Opiekun
Posty: 463
Dołączył(a): So lut 23, 2008 3:46 pm
Lokalizacja: z Ducha
Gumociasto
Nie da się nim oddalić od ciała fizycznego dalej niż 2-3 m. (no chyba że w momencie śmierci, gdy to ścisłe połączenie puszcza, by po kilku dniach - podobno 3 - ciało energetyczne rozpłynęło się), właściwie nie jest to oddalanie się, ale rozciąganie, gdy czuć jak coś pokrywające nasze ciało astralne coraz bardziej naciąga się aż do punktu, z którego wraca nas ekspresowo do ciała. Lekarstwo na to jest proste: trzeba to z siebie ściągnąć tak jak się ściąga ciasny kombinezon:).
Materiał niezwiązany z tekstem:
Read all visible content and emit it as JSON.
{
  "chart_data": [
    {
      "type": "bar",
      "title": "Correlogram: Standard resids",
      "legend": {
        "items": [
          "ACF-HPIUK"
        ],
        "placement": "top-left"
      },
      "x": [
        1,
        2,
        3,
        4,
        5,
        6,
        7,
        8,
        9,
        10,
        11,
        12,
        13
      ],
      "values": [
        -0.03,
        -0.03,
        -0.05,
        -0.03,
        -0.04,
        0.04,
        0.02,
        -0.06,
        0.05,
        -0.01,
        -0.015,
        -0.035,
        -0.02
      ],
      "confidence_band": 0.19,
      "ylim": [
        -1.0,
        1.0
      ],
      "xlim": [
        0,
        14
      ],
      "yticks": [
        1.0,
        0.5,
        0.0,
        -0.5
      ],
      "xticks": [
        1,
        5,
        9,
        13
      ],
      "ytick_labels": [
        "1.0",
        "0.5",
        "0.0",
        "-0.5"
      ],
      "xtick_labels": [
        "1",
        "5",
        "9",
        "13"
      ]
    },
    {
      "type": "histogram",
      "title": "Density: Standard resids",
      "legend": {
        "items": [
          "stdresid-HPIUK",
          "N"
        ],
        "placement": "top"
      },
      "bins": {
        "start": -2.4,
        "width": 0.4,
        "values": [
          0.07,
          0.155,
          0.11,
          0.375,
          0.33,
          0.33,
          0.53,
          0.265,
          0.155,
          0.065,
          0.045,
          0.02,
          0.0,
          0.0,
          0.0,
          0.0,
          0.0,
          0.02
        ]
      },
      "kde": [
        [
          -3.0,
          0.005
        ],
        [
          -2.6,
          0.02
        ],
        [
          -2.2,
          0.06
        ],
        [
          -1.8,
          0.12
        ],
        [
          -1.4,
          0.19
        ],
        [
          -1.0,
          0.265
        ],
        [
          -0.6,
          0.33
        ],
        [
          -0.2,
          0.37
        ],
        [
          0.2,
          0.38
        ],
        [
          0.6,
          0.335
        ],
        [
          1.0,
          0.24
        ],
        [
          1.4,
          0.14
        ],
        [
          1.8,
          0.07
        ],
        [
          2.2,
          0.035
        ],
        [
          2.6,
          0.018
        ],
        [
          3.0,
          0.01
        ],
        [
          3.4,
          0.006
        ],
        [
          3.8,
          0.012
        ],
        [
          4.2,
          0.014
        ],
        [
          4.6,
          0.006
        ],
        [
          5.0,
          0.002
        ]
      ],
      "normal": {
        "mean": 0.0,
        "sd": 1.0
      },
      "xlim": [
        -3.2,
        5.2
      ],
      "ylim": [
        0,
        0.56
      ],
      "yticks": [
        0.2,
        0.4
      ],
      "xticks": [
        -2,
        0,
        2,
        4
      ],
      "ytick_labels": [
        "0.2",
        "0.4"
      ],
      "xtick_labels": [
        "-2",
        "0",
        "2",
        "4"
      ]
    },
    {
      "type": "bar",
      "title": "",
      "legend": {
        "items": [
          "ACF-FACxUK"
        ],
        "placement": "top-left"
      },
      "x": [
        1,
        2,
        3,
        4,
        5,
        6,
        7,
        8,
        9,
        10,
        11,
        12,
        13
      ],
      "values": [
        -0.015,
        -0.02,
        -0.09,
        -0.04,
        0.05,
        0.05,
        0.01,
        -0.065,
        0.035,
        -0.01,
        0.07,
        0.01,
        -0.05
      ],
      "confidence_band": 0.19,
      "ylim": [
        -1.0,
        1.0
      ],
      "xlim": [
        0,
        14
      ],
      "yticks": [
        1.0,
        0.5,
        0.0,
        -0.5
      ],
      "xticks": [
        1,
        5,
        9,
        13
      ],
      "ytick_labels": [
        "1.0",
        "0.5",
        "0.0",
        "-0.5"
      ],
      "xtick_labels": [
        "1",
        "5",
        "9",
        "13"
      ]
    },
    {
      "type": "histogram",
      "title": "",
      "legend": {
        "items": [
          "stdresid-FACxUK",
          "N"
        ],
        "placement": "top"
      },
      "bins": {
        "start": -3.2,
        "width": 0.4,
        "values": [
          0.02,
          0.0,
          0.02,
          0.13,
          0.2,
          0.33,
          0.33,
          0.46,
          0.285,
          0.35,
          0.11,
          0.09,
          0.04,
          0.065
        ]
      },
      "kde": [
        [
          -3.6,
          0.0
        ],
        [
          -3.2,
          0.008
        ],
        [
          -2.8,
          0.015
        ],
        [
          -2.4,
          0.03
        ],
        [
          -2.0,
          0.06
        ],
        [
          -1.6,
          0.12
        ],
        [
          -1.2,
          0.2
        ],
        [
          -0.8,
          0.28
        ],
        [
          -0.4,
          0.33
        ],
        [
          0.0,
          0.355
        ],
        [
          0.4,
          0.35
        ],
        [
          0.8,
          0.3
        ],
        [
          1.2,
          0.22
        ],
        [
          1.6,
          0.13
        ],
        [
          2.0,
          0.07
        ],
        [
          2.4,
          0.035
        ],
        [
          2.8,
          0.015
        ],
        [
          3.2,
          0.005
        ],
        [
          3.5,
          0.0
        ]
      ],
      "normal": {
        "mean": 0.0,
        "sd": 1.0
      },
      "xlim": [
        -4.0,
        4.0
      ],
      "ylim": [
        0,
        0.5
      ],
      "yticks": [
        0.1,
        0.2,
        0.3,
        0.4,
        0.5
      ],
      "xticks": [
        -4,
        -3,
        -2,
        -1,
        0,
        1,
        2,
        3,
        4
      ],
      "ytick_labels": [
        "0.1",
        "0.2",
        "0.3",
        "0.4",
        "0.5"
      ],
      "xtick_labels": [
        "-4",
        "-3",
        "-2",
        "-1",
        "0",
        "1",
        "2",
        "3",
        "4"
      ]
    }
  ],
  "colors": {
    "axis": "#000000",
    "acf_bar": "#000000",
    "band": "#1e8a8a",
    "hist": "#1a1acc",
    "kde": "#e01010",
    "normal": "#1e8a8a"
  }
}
Kiedy zdarza się nam kontakt z gumociastem? Gdy fazujemy za płytko, za blisko wibracji ciała fizycznego. Dlatego metoda Darka na powrót i ponowne wyjście też jest skuteczna - zwykle kolejne wyjście skutkuje głębszą fazą i przełączeniem się bezpośrednio na ciało astralne. Ale bezpośrednie ściągnięcie tego rękami astralnymi z siebie sprawia, że nie tracimy obecnej fazy, co może być ważne w przypadku początkujących OBEManiaków, którym może nie wyjść kolejne fazowanie.
Jeszcze rozważam w tym kontekście istnienie owej siatki energetycznej, może to ona załatwia nam to przyciąganie do ciała i naciąganie się... Pobadam to jeszcze w OP... Temat otwarty, także na osobiste eksperymenty.